Kommt Saddam nach Algier?

Erst einmal muß 'Le Mondes‘ Korrespondent Algerien verlassen  ■ Aus Paris Oliver Fahrni

Als zur Waffenruhe am Golf der französische Premier Michel Rocard kundtat, die politische Zukunft Iraks liege allein in Händen des irakischen Volkes, wußte man bereits, daß die Koalition energisch am Sturz Saddam Husseins arbeitete. Eine erste Erhellung lieferte am Samstag die Pariser Tageszeitung 'Le Monde‘. Saddams Abgang und Exil, schrieb Algerien-Korrespondent Georges Marion, sei von Beginn an Gegenstand der Waffenstillstandsverhandlungen gewesen. Der irakische Präsident habe in Algier schon seine mögliche Aufnahme sondiert. Die Algerier, durch libysche und tunesische Erfahrung gefeit, hätten sich ihrerseits bei der Koalition versichert, daß Saddam nicht über seine Entfernung hinaus bis ins Exil gejagt werde.

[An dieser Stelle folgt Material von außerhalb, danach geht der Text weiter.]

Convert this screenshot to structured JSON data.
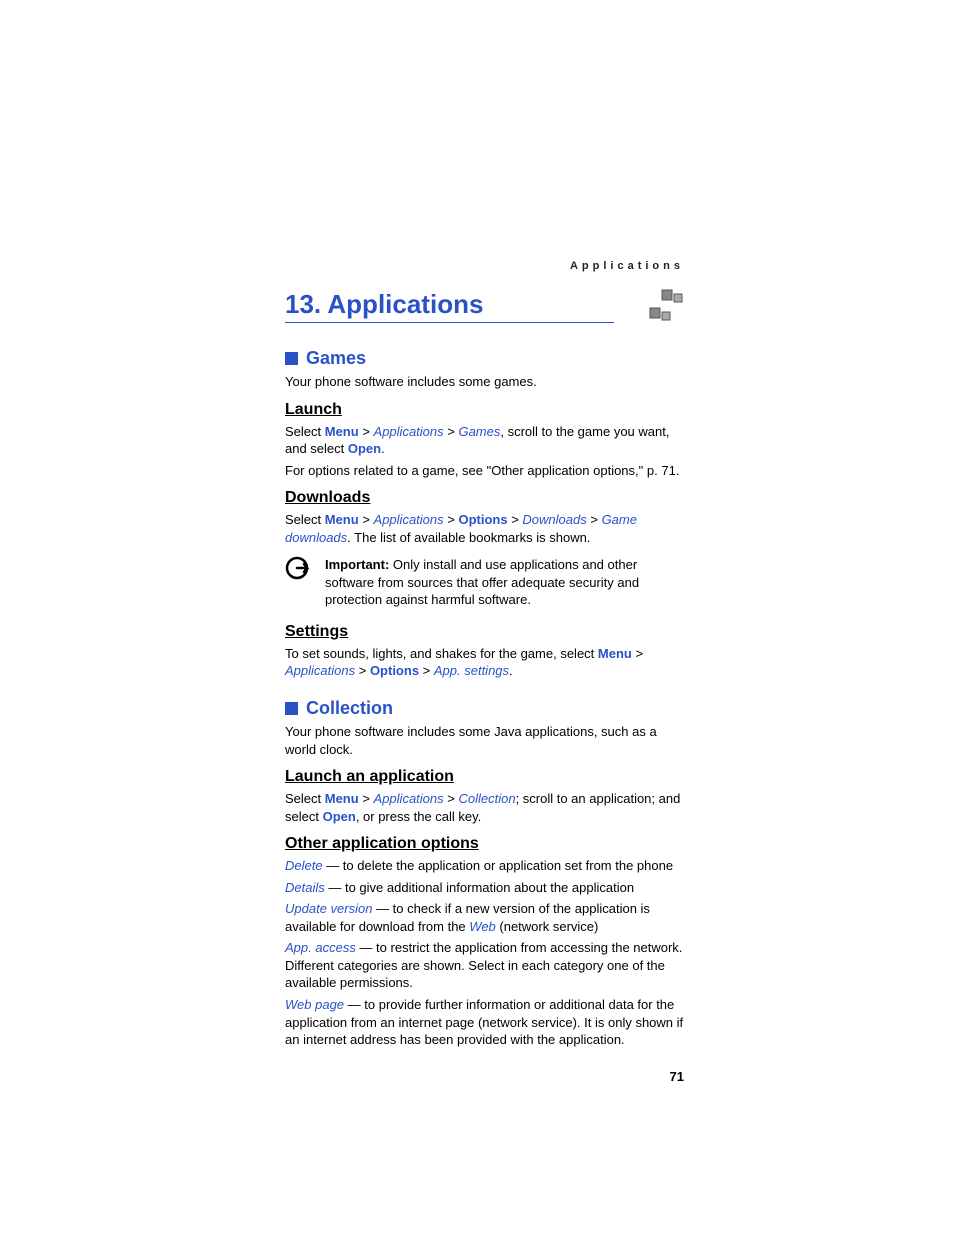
{
  "running_head": "Applications",
  "chapter_title": "13. Applications",
  "games": {
    "heading": "Games",
    "intro": "Your phone software includes some games.",
    "launch": {
      "heading": "Launch",
      "select": "Select ",
      "menu": "Menu",
      "sep": " > ",
      "applications": "Applications",
      "games": "Games",
      "rest": ", scroll to the game you want, and select ",
      "open": "Open",
      "period": ".",
      "options_note": "For options related to a game, see \"Other application options,\" p. 71."
    },
    "downloads": {
      "heading": "Downloads",
      "select": "Select ",
      "menu": "Menu",
      "sep": " > ",
      "applications": "Applications",
      "options": "Options",
      "downloads": "Downloads",
      "game_downloads": "Game downloads",
      "rest": ". The list of available bookmarks is shown.",
      "important_label": "Important: ",
      "important_text": "Only install and use applications and other software from sources that offer adequate security and protection against harmful software."
    },
    "settings": {
      "heading": "Settings",
      "pre": "To set sounds, lights, and shakes for the game, select ",
      "menu": "Menu",
      "sep": " > ",
      "applications": "Applications",
      "options": "Options",
      "app_settings": "App. settings",
      "period": "."
    }
  },
  "collection": {
    "heading": "Collection",
    "intro": "Your phone software includes some Java applications, such as a world clock.",
    "launch": {
      "heading": "Launch an application",
      "select": "Select ",
      "menu": "Menu",
      "sep": " > ",
      "applications": "Applications",
      "collection": "Collection",
      "rest": "; scroll to an application; and select ",
      "open": "Open",
      "tail": ", or press the call key."
    },
    "other": {
      "heading": "Other application options",
      "delete_label": "Delete",
      "delete_text": " — to delete the application or application set from the phone",
      "details_label": "Details",
      "details_text": " — to give additional information about the application",
      "update_label": "Update version",
      "update_text_a": " — to check if a new version of the application is available for download from the ",
      "web": "Web",
      "update_text_b": " (network service)",
      "access_label": "App. access",
      "access_text": " — to restrict the application from accessing the network. Different categories are shown. Select in each category one of the available permissions.",
      "webpage_label": "Web page",
      "webpage_text": " — to provide further information or additional data for the application from an internet page (network service). It is only shown if an internet address has been provided with the application."
    }
  },
  "page_number": "71"
}
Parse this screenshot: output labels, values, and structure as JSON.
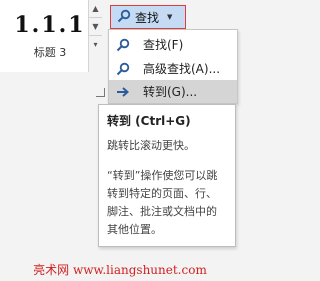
{
  "style_gallery": {
    "style_number": "1.1.1",
    "style_name": "标题 3"
  },
  "find_button": {
    "label": "查找",
    "icon": "search-icon"
  },
  "find_menu": {
    "items": [
      {
        "label": "查找(F)",
        "icon": "search-icon"
      },
      {
        "label": "高级查找(A)...",
        "icon": "search-icon"
      },
      {
        "label": "转到(G)...",
        "icon": "arrow-right-icon",
        "highlighted": true
      }
    ]
  },
  "tooltip": {
    "title": "转到 (Ctrl+G)",
    "description": "跳转比滚动更快。",
    "body": "“转到”操作使您可以跳转到特定的页面、行、脚注、批注或文档中的其他位置。"
  },
  "watermark": "亮术网 www.liangshunet.com",
  "colors": {
    "highlight_border": "#e03c3c",
    "button_bg": "#c5dbf3",
    "menu_hover": "#d5d5d5",
    "watermark": "#d21f1f"
  }
}
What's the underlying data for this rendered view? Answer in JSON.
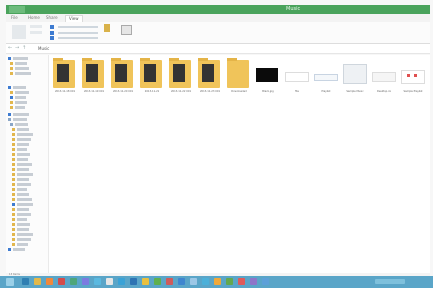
{
  "window": {
    "title": "Music",
    "tabs": [
      {
        "label": "File"
      },
      {
        "label": "Home"
      },
      {
        "label": "Share"
      },
      {
        "label": "View"
      }
    ],
    "active_tab": "Picture Tools"
  },
  "address": {
    "path": "Music"
  },
  "navigation": {
    "items": [
      "Favourites",
      "Desktop",
      "Downloads",
      "Recent places",
      "",
      "Libraries",
      "Documents",
      "Music",
      "Pictures",
      "Videos",
      "",
      "Homegroup",
      "",
      "Computer",
      "Local Disk",
      "",
      "",
      "",
      "",
      "",
      "",
      "",
      "",
      "",
      "",
      "",
      "",
      "",
      "",
      "",
      "",
      "",
      "",
      "",
      "",
      "",
      "",
      "",
      "Network",
      "",
      "",
      "",
      "",
      ""
    ]
  },
  "content": {
    "tiles": [
      {
        "kind": "folder",
        "label": "2013-11-18 001"
      },
      {
        "kind": "folder",
        "label": "2013-11-19 001"
      },
      {
        "kind": "folder",
        "label": "2013-11-20 001"
      },
      {
        "kind": "folder",
        "label": "2013-11-21"
      },
      {
        "kind": "folder",
        "label": "2013-11-22 001"
      },
      {
        "kind": "folder",
        "label": "2013-11-23 001"
      },
      {
        "kind": "folder",
        "label": "Downloaded"
      },
      {
        "kind": "black",
        "label": "Black.jpg"
      },
      {
        "kind": "file",
        "label": "file"
      },
      {
        "kind": "file",
        "label": "Playlist"
      },
      {
        "kind": "file",
        "label": "Sample Music"
      },
      {
        "kind": "file",
        "label": "Desktop.ini"
      },
      {
        "kind": "file",
        "label": "Sample Playlist"
      }
    ]
  },
  "status": {
    "text": "13 items"
  },
  "colors": {
    "titlebar": "#4aa35c",
    "taskbar": "#5aa5c8",
    "folder": "#f0c45a"
  }
}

Jetzt packt Georges Marion seine Koffer. Das algerische Außenministerium hat sofort dementiert („pure journalistische Erfindung“) und ihm die Akkreditierung entzogen: „Der Korrespondent von 'Le Monde‘ hat die essentiellen Regeln des Berufsethos verletzt, sein Artikel zielt darauf ab, die Interessen Algeriens und sein Image zu beschädigen.“

Der irakische UNO-Botschafter nennt die Geschichte „Schwachsinn“. Die kuwaitische Herrscherfamilie läßt sagen, sie werde, wie und von wo auch immer, Saddam Hussein vor ein Gericht zerren. Und in Algier wittert man gar eine Manipulation der Koalition „gegen die Moral der arabischen öffentlichkeit... Ja, Saddam Hussein wird in Algerien willkommen sein“, schreibt der Editorialist von 'Le Soir d'Algérie‘, „aber als Staatschef eines Bruderlandes, der unseren Respekt und unsere Wertschätzung verdient für die Rolle, die er gespielt hat... Und kommt er nach Algerien, wird ihm das Volk einen triumphalen Empfang zu bereiten wissen.“

Wer in Algier nachbohrt, hört Widersprüchliches. Ein hoher Beamter aus dem inneren Zirkel um Premier Mouloud Hamrouche übt sich in Mentalakrobatik: „So stimmt die Meldung nicht. Meine Privatmeinung ist, daß der 'Monde‘ gute Quellen hat. Der Punkt ist anderswo: Man darf davon ausgehen, daß ein Teil der irakischen Führung über einen schmerzlosen Abgang nicht unglücklich wäre. Andererseits scheinen sich die Westmächte unter sich und mit der Sowjetunion noch auf kein gemeinsames Vorgehen geeinigt zu haben. Wir werden bald mehr wissen dürfen.“

Radio-Trottoir, die algerische Gerüchteküche, hat die Meldung sogleich zur baldigen Ankunft Saddams angereichert. Die Algerois machten daraus die doppelbödige Frage, ob Präsident Chadli „einen so starken Mann im gleichen Land dulden könnte“.